2015-08-10 Labii After Icorps Special Forces Now

2015-08-10

On August 4th, the LabII team completed the I-Corps program, with a heartful of inspirations and a handful of market experience.

The NSF Innovation Corps (I-Corps) is a set of programs that engage scientists and engineers in the effort to make real impacts in the commercial world. Combining experience and guidance from established entrepreneurs with a targeted curriculum, I-Corps is a public-private partnership program that teaches grantees to identify valuable product opportunities that can emerge from academic research and offers entrepreneurship training to student participants.

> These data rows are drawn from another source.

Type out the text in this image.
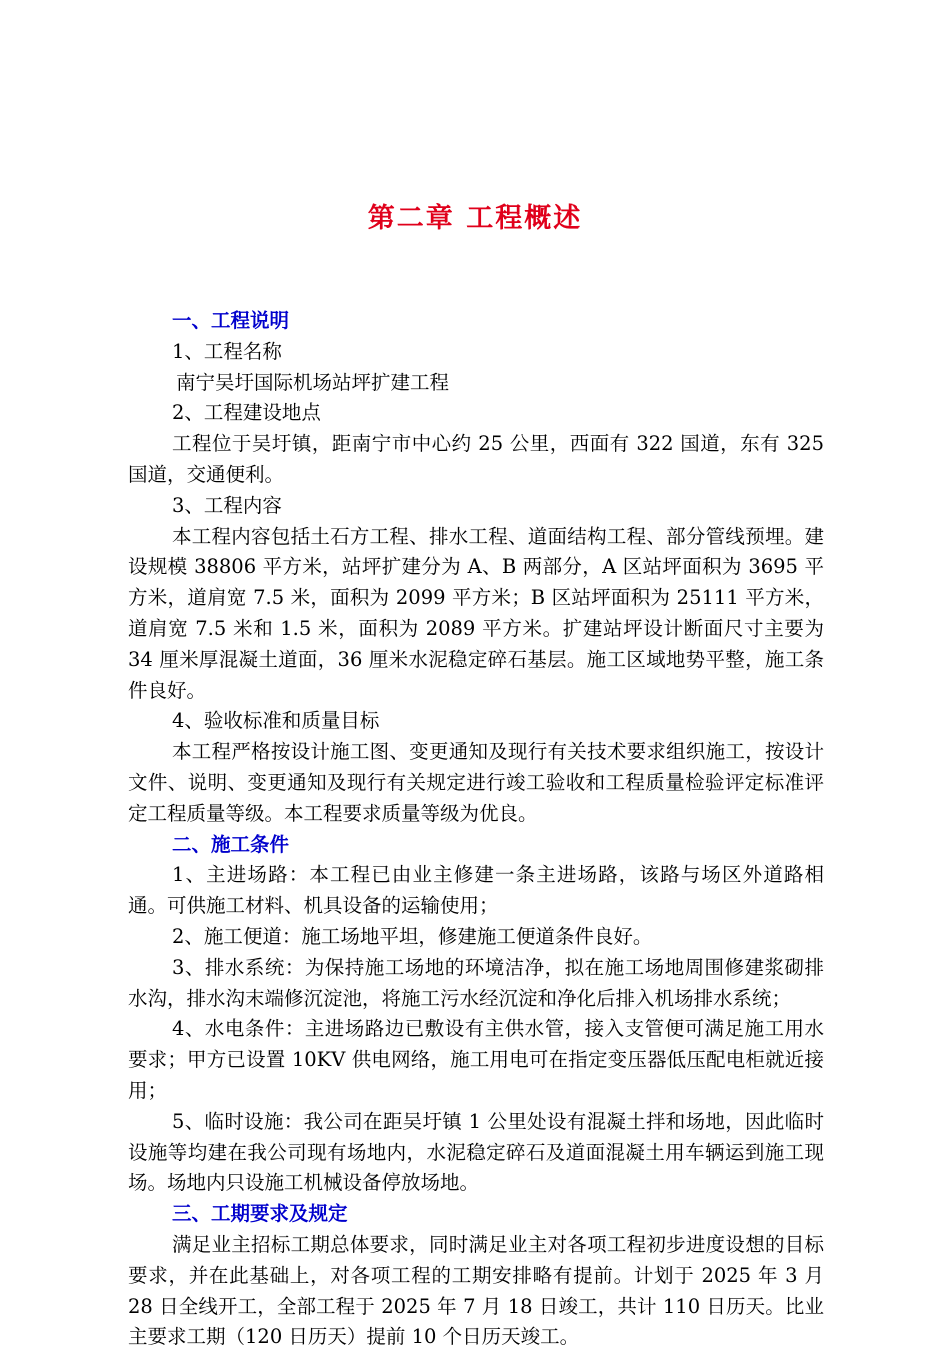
第二章 工程概述

一、工程说明

1、工程名称

南宁吴圩国际机场站坪扩建工程

2、工程建设地点

工程位于吴圩镇，距南宁市中心约 25 公里，西面有 322 国道，东有 325 国道，交通便利。

3、工程内容

本工程内容包括土石方工程、排水工程、道面结构工程、部分管线预埋。建设规模 38806 平方米，站坪扩建分为 A、B 两部分，A 区站坪面积为 3695 平方米，道肩宽 7.5 米，面积为 2099 平方米；B 区站坪面积为 25111 平方米，道肩宽 7.5 米和 1.5 米，面积为 2089 平方米。扩建站坪设计断面尺寸主要为 34 厘米厚混凝土道面，36 厘米水泥稳定碎石基层。施工区域地势平整，施工条件良好。

4、验收标准和质量目标

本工程严格按设计施工图、变更通知及现行有关技术要求组织施工，按设计文件、说明、变更通知及现行有关规定进行竣工验收和工程质量检验评定标准评定工程质量等级。本工程要求质量等级为优良。

二、施工条件

1、主进场路：本工程已由业主修建一条主进场路，该路与场区外道路相通。可供施工材料、机具设备的运输使用；

2、施工便道：施工场地平坦，修建施工便道条件良好。

3、排水系统：为保持施工场地的环境洁净，拟在施工场地周围修建浆砌排水沟，排水沟末端修沉淀池，将施工污水经沉淀和净化后排入机场排水系统；

4、水电条件：主进场路边已敷设有主供水管，接入支管便可满足施工用水要求；甲方已设置 10KV 供电网络，施工用电可在指定变压器低压配电柜就近接用；

5、临时设施：我公司在距吴圩镇 1 公里处设有混凝土拌和场地，因此临时设施等均建在我公司现有场地内，水泥稳定碎石及道面混凝土用车辆运到施工现场。场地内只设施工机械设备停放场地。

三、工期要求及规定

满足业主招标工期总体要求，同时满足业主对各项工程初步进度设想的目标要求，并在此基础上，对各项工程的工期安排略有提前。计划于 2025 年 3 月 28 日全线开工，全部工程于 2025 年 7 月 18 日竣工，共计 110 日历天。比业主要求工期（120 日历天）提前 10 个日历天竣工。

Through I-Corps, ideas are translated into technologies. To reshape LabII's business model, team members took online and on-site courses made weekly presentations and engaged vigorously in discussions with business mentors. The training turned out to be fruitful. “Before I-Corps, we were newbies; after I-Corps, we are special forces," concludes LabII's founder Yonggan Wu, who believes finding a specific focus to be the highlight of LabII's experience in I-Corps.

During the intensive 50-day program, every pitch in front of fellow participants, every interview with a potential customer and every discussion with a business mentor indicated the critical importance of identifying a product/service in which LabII's best expertise could be invested and from which it can best profit. By going out of the building and actually talking to the customers - there were 114 of them, LabII improved its business model and re-navigated its attention towards developing a template-based electronic lab notebook that aims to make taking lab notes more convenient for researchers and promote the efficiency of their experiments.

For LabII, without its I-Corps experience, finding a better focus and getting hands-on experience of marketing research would still have been possible, but much more difficult. The intensiveness of this program enabled each LabII member to explore their potentials in thinking critically whose voice awaits to be heard, which problem awaits to be solved, and what innovation awaits to be realized. As LabII's marketing associate Jie Song puts it, "building a startup company can be a lot of fun if and only if you ask what customers want, listen to what customers say, and build what customers need."